How GST Cuts Will Impact Daily Life: Insights and Expectations

An in-depth look at how upcoming GST cuts will affect prices and retailers in India, with insights on consumer expectations.

By :  IDN
Update: 2025-09-07 17:06 GMT

As the Government of India gears up for significant changes in the Goods and Services Tax (GST) ahead of the festive season, questions arise regarding the impact this will have on consumers and retailers alike. The recent announcement to reduce GST slabs from four to two—5% and 18%—is a move aimed at easing the financial burden on everyday items such as groceries, electronics, and even vehicles. With this adjustment, many are left wondering: what does this mean for prices and how prepared are retailers to adapt?

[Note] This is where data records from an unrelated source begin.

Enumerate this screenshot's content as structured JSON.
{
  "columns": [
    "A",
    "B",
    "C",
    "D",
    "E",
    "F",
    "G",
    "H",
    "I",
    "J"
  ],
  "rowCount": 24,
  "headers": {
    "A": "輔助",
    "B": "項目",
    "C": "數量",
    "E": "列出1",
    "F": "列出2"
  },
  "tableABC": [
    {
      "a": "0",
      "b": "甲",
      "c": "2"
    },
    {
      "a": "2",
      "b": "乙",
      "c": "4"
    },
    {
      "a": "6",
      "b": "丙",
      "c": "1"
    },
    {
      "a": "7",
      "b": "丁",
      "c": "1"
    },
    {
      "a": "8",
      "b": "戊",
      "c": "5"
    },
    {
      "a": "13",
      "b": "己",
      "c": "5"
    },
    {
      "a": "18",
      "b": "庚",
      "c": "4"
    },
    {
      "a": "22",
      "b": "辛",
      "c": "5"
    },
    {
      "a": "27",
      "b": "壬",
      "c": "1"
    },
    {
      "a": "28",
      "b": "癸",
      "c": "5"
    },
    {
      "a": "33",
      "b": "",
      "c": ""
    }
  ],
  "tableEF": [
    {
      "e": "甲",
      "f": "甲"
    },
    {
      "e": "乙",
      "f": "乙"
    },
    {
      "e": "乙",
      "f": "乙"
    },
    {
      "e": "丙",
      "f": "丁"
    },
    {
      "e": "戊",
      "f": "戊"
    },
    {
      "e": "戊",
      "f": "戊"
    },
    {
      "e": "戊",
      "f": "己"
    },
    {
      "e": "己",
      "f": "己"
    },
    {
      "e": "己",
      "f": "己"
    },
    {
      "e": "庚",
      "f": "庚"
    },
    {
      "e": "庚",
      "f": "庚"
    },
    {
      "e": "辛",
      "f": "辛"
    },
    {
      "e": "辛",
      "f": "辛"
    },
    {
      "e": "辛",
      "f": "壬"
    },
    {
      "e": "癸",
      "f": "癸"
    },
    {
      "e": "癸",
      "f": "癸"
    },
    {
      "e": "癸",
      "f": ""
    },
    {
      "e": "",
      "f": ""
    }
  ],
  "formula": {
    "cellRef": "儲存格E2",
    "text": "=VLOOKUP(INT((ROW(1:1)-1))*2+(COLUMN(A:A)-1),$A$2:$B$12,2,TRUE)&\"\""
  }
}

The Impending Price Changes

On September 22, 2025, the new GST rates will come into effect, which means that consumers can expect a reduction in the prices of essential goods. Retailers across the country have expressed mixed feelings about this change. Tejpal Singh, a grocery store owner in Noida, mentioned that they still have old stock and are unsure how to price it once the new tax rates apply. He stated, "We sell gradually, and until we receive new stock under the revised rates, we won't know the exact price adjustments. If future supplies come in at higher prices, we will need to adjust our selling price accordingly."

Retailers' Readiness for the Transition

The Chamber of Trade and Industry (CTI) has raised concerns about whether retailers can handle the transition smoothly. With many stores still holding onto goods purchased at the old GST rates, the potential financial strain on small business owners is significant. Brijesh Goyal, the CTI Chairman, explained that while larger companies like Reliance and DMart have the technological infrastructure to adapt quickly, smaller retailers may struggle. They lack the resources to update their pricing systems or manage old stock effectively, which may lead to confusion among consumers.

Practical Solutions for Retailers

To alleviate the burden on retailers, Goyal suggested implementing price adjustments through credit notes. For instance, if a dealer purchased a carton of soap under the previous GST rates, they could receive a credit when selling at the new lower price. This would help prevent losses for dealers while allowing consumers to benefit from lower prices. However, the challenge remains in ensuring that these adjustments are communicated clearly and that all stakeholders are aligned in their pricing strategies.

Consumer Expectations: Will Prices Really Drop?

Consumers are understandably eager to see how these changes will affect their wallets. The government has projected that items like milk—currently subjected to a 5% GST—will become significantly cheaper. Milk from brands like Amul and Mother Dairy is expected to drop to around ₹65-66 per liter post-GST, which could provide relief to households managing tight budgets. Many families are hopeful that this reduction in GST will lead to an overall decrease in living costs, especially as they prepare for the upcoming festive season.

A Mixed Bag of Preparedness and Hope

As we approach the implementation date, it’s crucial for both consumers and retailers to stay informed about these changes. While the intention behind the GST reduction is to make goods more affordable, the actual outcome will depend heavily on how retailers manage their old stock and communicate new prices to customers. Ultimately, this reform has the potential to benefit millions—if executed effectively. The coming weeks will be pivotal as we watch how the landscape shifts in response to these new tax regulations.